The main consequence of this change is that these companies are now subject to certain rules restricting UK tax deductions for finance costs, including the corporate interest restriction rules that, broadly, limit tax deductions for third-party and related-party finance costs to 30% of EBITDA or, if higher, £2 million per annum, per defined corporate group. In addition, they are subject to rules that limit tax deductions for finance costs where certain hybrid entities or instruments are used and rules that limit the ability to utilise carried forward surplus expenses and losses.
What should you do? Navigate the new world of restrictions on finance costs
In respect of assets with a gross value of up to circa £40 million, it may be possible to structure the investment so that the property-holding entity does not form part of a wider corporate group and can obtain tax deductions for finance costs of up to £2 million per annum. In many cases, this will eliminate the impact of the corporate interest restriction rules mentioned above. For higher value assets, depending on the mix of investors, it may be possible to take other steps to structure investments (and in certain cases re-structure existing investments) to mitigate the effect of the restriction on tax deductions for finance costs.

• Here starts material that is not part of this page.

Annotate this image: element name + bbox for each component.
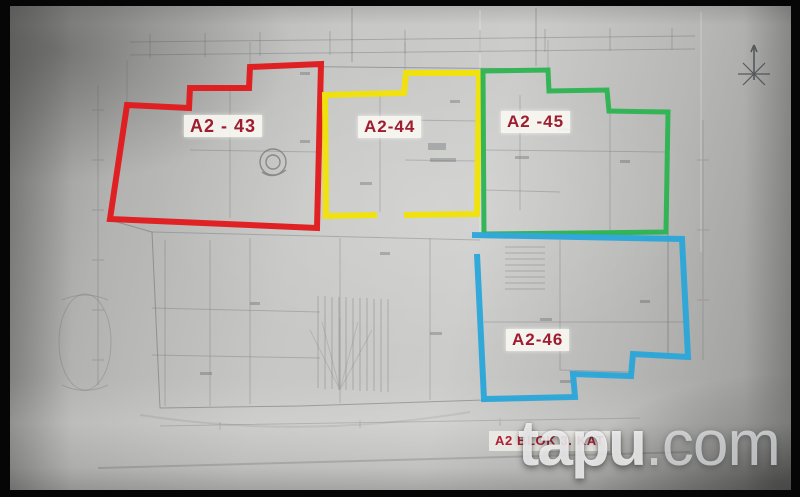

What has changed? More difficult to buy UK real estate free of UK transfer tax
Due to a potential UK transfer tax saving of circa 5% of the price in most cases, there is an advantage of buying a company or other vehicle owning UK real estate rather than buying the underlying real estate asset(s). Sellers often need to take steps pre-sale to ensure that their structure facilitates a corporate sale. However, as a result of a recent court case, the potential UK transfer tax saving may be lost in some cases if a seller undertakes these steps after a buyer has come on to the scene.
What should you do? Early pre-sale planning
Sellers should be reviewing their structures and taking any steps that may help facilitate an onward sale of a company or other vehicle owning UK real estate earlier than they would have done previously and, in particular, prior to going to market or otherwise engaging with potential buyers. By doing this, sellers can preserve the potential UK transfer tax benefit for buyers and secure a higher price to reflect this.
* This GT Alert is limited to non-U.S. matters and law.